Publié : le 6 mars 2013 à 17:47 | Par | Catégorie: Analyses de l'actualité

La carte de mutuelle pose problème à de nombreux Rwandais et en particulier aux habitants de Rubavu . Celui qui ne l’a pas ou n’a pas encore payé le montant de la carte peut être arrêté par les forces de l’ordre (Local defense forces) qui le contraignent à la payer.

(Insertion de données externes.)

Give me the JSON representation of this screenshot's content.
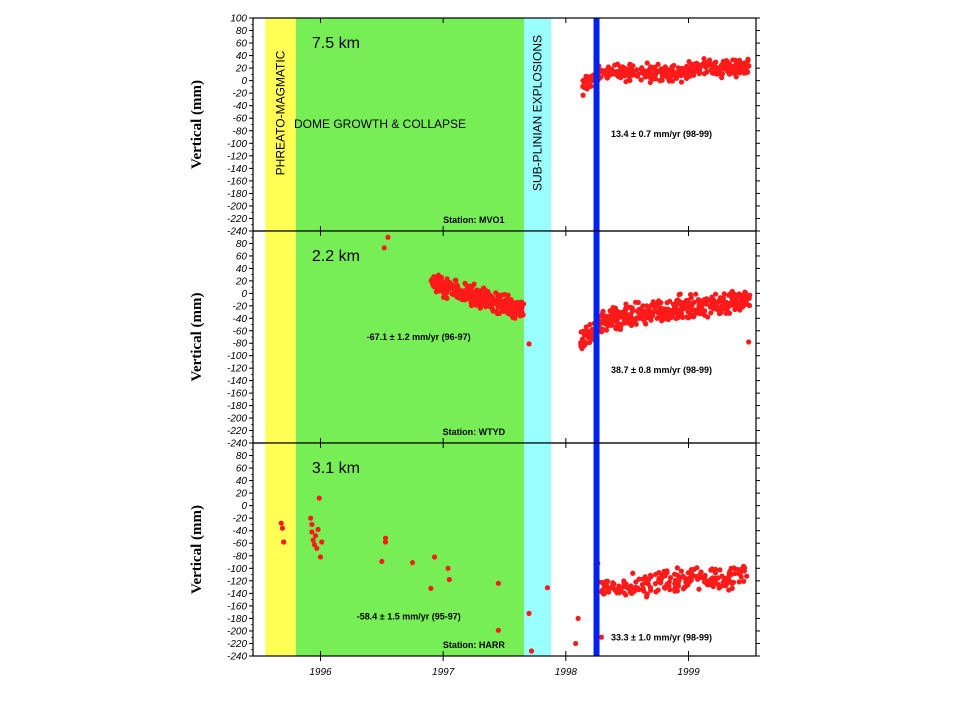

 Mardi 26 février 2013, un habitant de Rubavu a témoigné anonymement sous les ondes de BBC Gahuza de la rafle de nombreuses personnes parmi lesquelles un de ses proches qui a été arrêté au travail car il n’avait pas pris sa carte de mutuelle. La descente de police a donné lieu à de nombreuses détentions à la station de police de Kanama. Intérrogé sur cette rafle, il déclare: 

«  Hier, vers 11h30, la police, la Local defense force et les autorités de la province et du district sont descendus à Mahoko situé dans le secteur de Kanama, district de Rubavu pour vérifier les cartes de mutuelle des habitants. Ils ont commencé au marché de Mahoko ; ils demandaient aux villageois de présenter leurs cartes de mutuelle et quand ces derniers ne l’avaient pas, ils étaient conduits à la station de police de Kanama. C’est dans ce cadre que mon frère a été arrêté, il avait oublié sa carte à la maison et les autorités lui ont rappelé qu’il est obligatoire d’avoir toujours sur soi sa carte de mutuelle. Mais cela n’a pas toujours été ainsi. En effet, grâce aux diverses campagnes de sensibilisation, les Rwandais, même dans les campagnes, ont compris la nécessité d’avoir une mutuelle de santé mais n’ont jamais été avertis qu’adhérer à une mutuelle était devenu une obligation passible de sanctions comme ce fut le cas aujourd’hui. Aujourd’hui, aucun villageois ne pouvait entrer au marché sans présenter sa carte de mutuelle. En route, on demandait aux gens de présenter leur carte de mutuelle; dans le cas contraire, ces derniers étaient conduits à la station de police. A la station de police de Kanama, on pouvait trouver de vieux messieurs, de dames très âgées et de jeunes gens arrêtés parce qu’ils n’avaient pas de mutuelle.
Avant les villageois pouvaient acheter une carte de mutuelle pour se soigner mais ce n’était pas une obligation, mais maintenant les villageois doivent toujours porter sur eux leur carte de mutuelle au même titre que les papiers d’identité. Parmi ces gens, il y’en a qui n’ont effectivement pas acheté de carte de mutuelle et il y en a qui en ont souscrit une mais qui n’ont pas encore d’argent pour la régler. Les autorités eux considèrent qu’on doit avoir une mutuelle quelque soit la raison. Avant la mutuelle coûtait 1 000 FRW (2$) par personne mais la loi a changé et elle coûte maintenant 3 000 FRW par personne et est valable pour 6 mois.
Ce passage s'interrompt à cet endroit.